Multivariate Testing

Multivariate testing (MVT) is an experimentation method that simultaneously tests multiple combinations of page elements - such as headlines, images, and CTAs - to determine which combination of changes produces the best overall result.

Also known as: MVT, multi-variable testing, factorial testing

Why It Matters

While A/B testing compares two complete versions of a page, multivariate testing examines how individual elements interact with each other. This is important because elements do not work in isolation - a headline that performs well with one image might perform poorly with another. MVT reveals these interaction effects that sequential A/B tests would miss.

Multivariate testing is most valuable for optimizing pages with multiple elements that could influence conversion. A landing page with a headline, hero image, CTA button, and testimonial section has dozens of possible combinations. Testing them all simultaneously through MVT is more efficient than running sequential A/B tests for each element.

However, MVT requires significantly more traffic than A/B testing because each combination needs enough visitors for statistical validity. A test with 3 headlines, 2 images, and 2 CTAs creates 12 combinations, each needing sufficient traffic. This makes MVT practical only for high-traffic pages.

How to Calculate

The number of combinations in a multivariate test is the product of all variants per element. If you are testing 3 headlines, 2 images, and 2 CTAs, you have 3 x 2 x 2 = 12 combinations. Each combination needs enough traffic for statistical significance, so multiply your per-variant sample size by the number of combinations to determine total traffic needed.

Industry Applications

E-commerce

A consumer electronics site runs a multivariate test on their highest-traffic product category page, testing 2 header layouts, 3 product grid sizes, and 2 filter positions. The winning combination increases category-to-product click-through by 23%.

SaaS

A SaaS company runs MVT on their homepage testing 3 value propositions, 2 hero images, and 2 CTA placements. They discover that a specific value prop with a product screenshot outperforms all other combinations by 31%, even though neither element was the individual winner in isolation.

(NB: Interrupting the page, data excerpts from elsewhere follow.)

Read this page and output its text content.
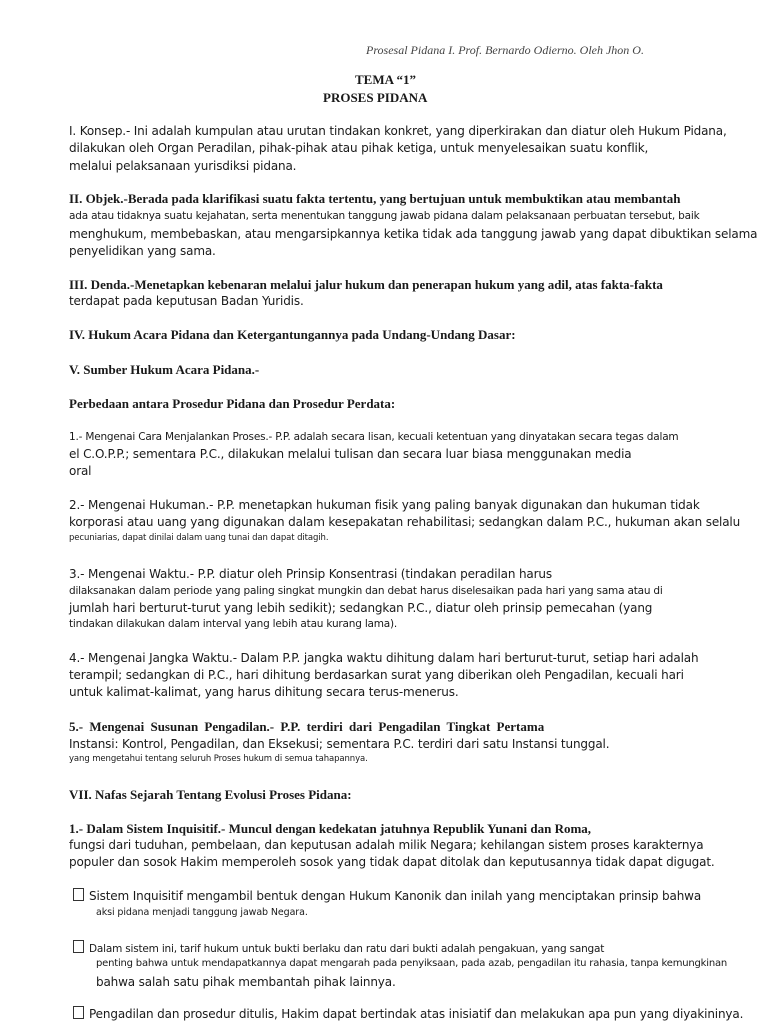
Prosesal Pidana I. Prof. Bernardo Odierno. Oleh Jhon O.
TEMA “1”
PROSES PIDANA
I. Konsep.- Ini adalah kumpulan atau urutan tindakan konkret, yang diperkirakan dan diatur oleh Hukum Pidana,
dilakukan oleh Organ Peradilan, pihak-pihak atau pihak ketiga, untuk menyelesaikan suatu konflik,
melalui pelaksanaan yurisdiksi pidana.
II. Objek.-Berada pada klarifikasi suatu fakta tertentu, yang bertujuan untuk membuktikan atau membantah
ada atau tidaknya suatu kejahatan, serta menentukan tanggung jawab pidana dalam pelaksanaan perbuatan tersebut, baik
menghukum, membebaskan, atau mengarsipkannya ketika tidak ada tanggung jawab yang dapat dibuktikan selama
penyelidikan yang sama.
III. Denda.-Menetapkan kebenaran melalui jalur hukum dan penerapan hukum yang adil, atas fakta-fakta
terdapat pada keputusan Badan Yuridis.
IV. Hukum Acara Pidana dan Ketergantungannya pada Undang-Undang Dasar:
V. Sumber Hukum Acara Pidana.-
Perbedaan antara Prosedur Pidana dan Prosedur Perdata:
1.- Mengenai Cara Menjalankan Proses.- P.P. adalah secara lisan, kecuali ketentuan yang dinyatakan secara tegas dalam
el C.O.P.P.; sementara P.C., dilakukan melalui tulisan dan secara luar biasa menggunakan media
oral
2.- Mengenai Hukuman.- P.P. menetapkan hukuman fisik yang paling banyak digunakan dan hukuman tidak
korporasi atau uang yang digunakan dalam kesepakatan rehabilitasi; sedangkan dalam P.C., hukuman akan selalu
pecuniarias, dapat dinilai dalam uang tunai dan dapat ditagih.
3.- Mengenai Waktu.- P.P. diatur oleh Prinsip Konsentrasi (tindakan peradilan harus
dilaksanakan dalam periode yang paling singkat mungkin dan debat harus diselesaikan pada hari yang sama atau di
jumlah hari berturut-turut yang lebih sedikit); sedangkan P.C., diatur oleh prinsip pemecahan (yang
tindakan dilakukan dalam interval yang lebih atau kurang lama).
4.- Mengenai Jangka Waktu.- Dalam P.P. jangka waktu dihitung dalam hari berturut-turut, setiap hari adalah
terampil; sedangkan di P.C., hari dihitung berdasarkan surat yang diberikan oleh Pengadilan, kecuali hari
untuk kalimat-kalimat, yang harus dihitung secara terus-menerus.
5.- Mengenai Susunan Pengadilan.- P.P. terdiri dari Pengadilan Tingkat Pertama
Instansi: Kontrol, Pengadilan, dan Eksekusi; sementara P.C. terdiri dari satu Instansi tunggal.
yang mengetahui tentang seluruh Proses hukum di semua tahapannya.
VII. Nafas Sejarah Tentang Evolusi Proses Pidana:
1.- Dalam Sistem Inquisitif.- Muncul dengan kedekatan jatuhnya Republik Yunani dan Roma,
fungsi dari tuduhan, pembelaan, dan keputusan adalah milik Negara; kehilangan sistem proses karakternya
populer dan sosok Hakim memperoleh sosok yang tidak dapat ditolak dan keputusannya tidak dapat digugat.
Sistem Inquisitif mengambil bentuk dengan Hukum Kanonik dan inilah yang menciptakan prinsip bahwa
aksi pidana menjadi tanggung jawab Negara.
Dalam sistem ini, tarif hukum untuk bukti berlaku dan ratu dari bukti adalah pengakuan, yang sangat
penting bahwa untuk mendapatkannya dapat mengarah pada penyiksaan, pada azab, pengadilan itu rahasia, tanpa kemungkinan
bahwa salah satu pihak membantah pihak lainnya.
Pengadilan dan prosedur ditulis, Hakim dapat bertindak atas inisiatif dan melakukan apa pun yang diyakininya.
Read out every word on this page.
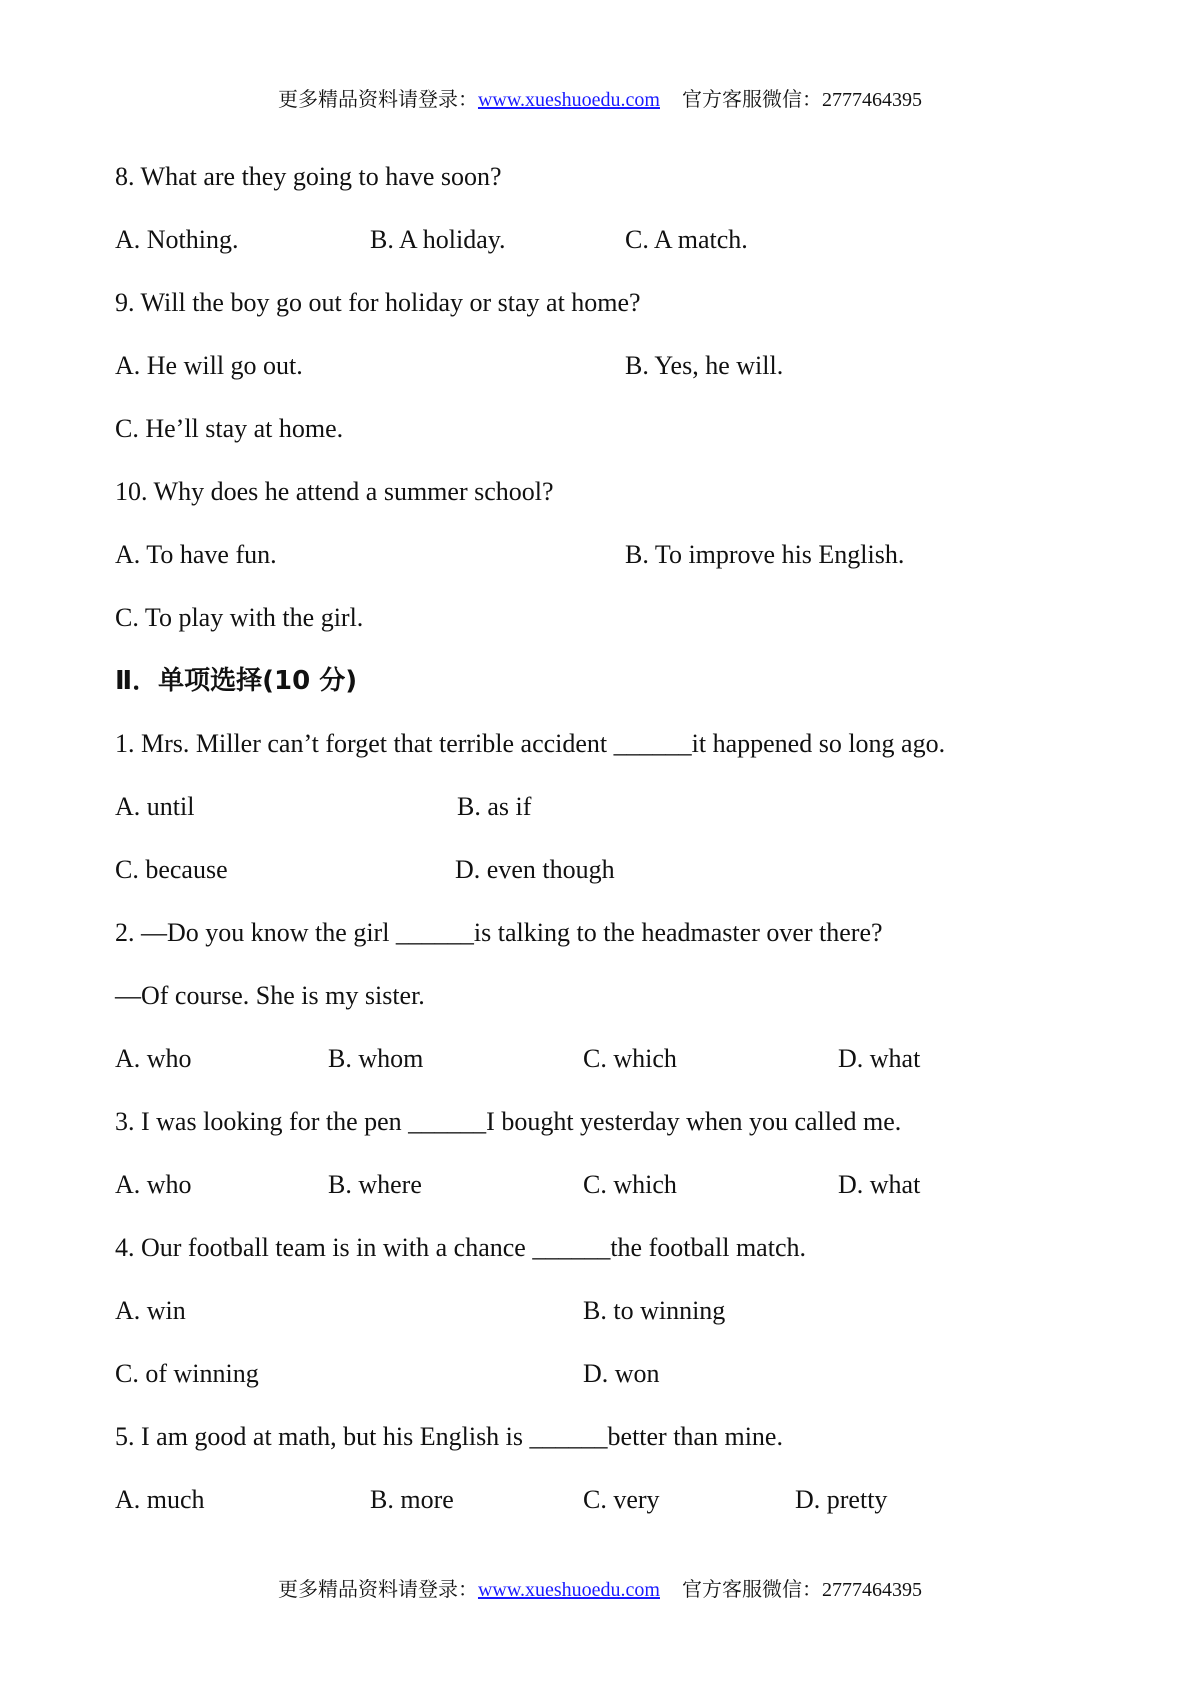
更多精品资料请登录：www.xueshuoedu.com 官方客服微信：2777464395
8. What are they going to have soon?
A. Nothing.	B. A holiday.	C. A match.
9. Will the boy go out for holiday or stay at home?
A. He will go out.	B. Yes, he will.
C. He’ll stay at home.
10. Why does he attend a summer school?
A. To have fun.	B. To improve his English.
C. To play with the girl.
Ⅱ．单项选择(10 分)
1. Mrs. Miller can’t forget that terrible accident ______it happened so long ago.
A. until	B. as if
C. because	D. even though
2. —Do you know the girl ______is talking to the headmaster over there?
—Of course. She is my sister.
A. who	B. whom	C. which	D. what
3. I was looking for the pen ______I bought yesterday when you called me.
A. who	B. where	C. which	D. what
4. Our football team is in with a chance ______the football match.
A. win	B. to winning
C. of winning	D. won
5. I am good at math, but his English is ______better than mine.
A. much	B. more	C. very	D. pretty
更多精品资料请登录：www.xueshuoedu.com 官方客服微信：2777464395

How to Track in KISSmetrics

Use KISSmetrics to analyze the downstream impact of multivariate test winners. While your MVT tool measures which combination wins on the primary metric, KISSmetrics can track whether the winning combination also performs best on retention, lifetime value, and other long-term metrics that are difficult to measure within the test window.

Common Mistakes

  • -Running multivariate tests on pages without enough traffic, leading to inconclusive results after weeks of testing.
  • -Testing too many elements simultaneously, creating so many combinations that no single combination gets enough traffic.
  • -Not testing for interaction effects between elements, which is the primary advantage of MVT over sequential A/B testing.
  • -Stopping the test when one combination shows early promise without reaching statistical significance across all combinations.

Pro Tips

  • +Reserve MVT for your highest-traffic pages where you have enough volume to reach significance across all combinations within a reasonable timeframe.
  • +Limit each test to 2-3 elements with 2-3 variants each to keep the total combination count manageable.
  • +Use fractional factorial design to test a subset of combinations when full factorial testing requires too much traffic.
  • +Analyze interaction effects - the elements that perform best together might not be the individual winners from each element.
  • +Use MVT results to inform your design system by identifying which types of messaging, imagery, and CTAs work best together.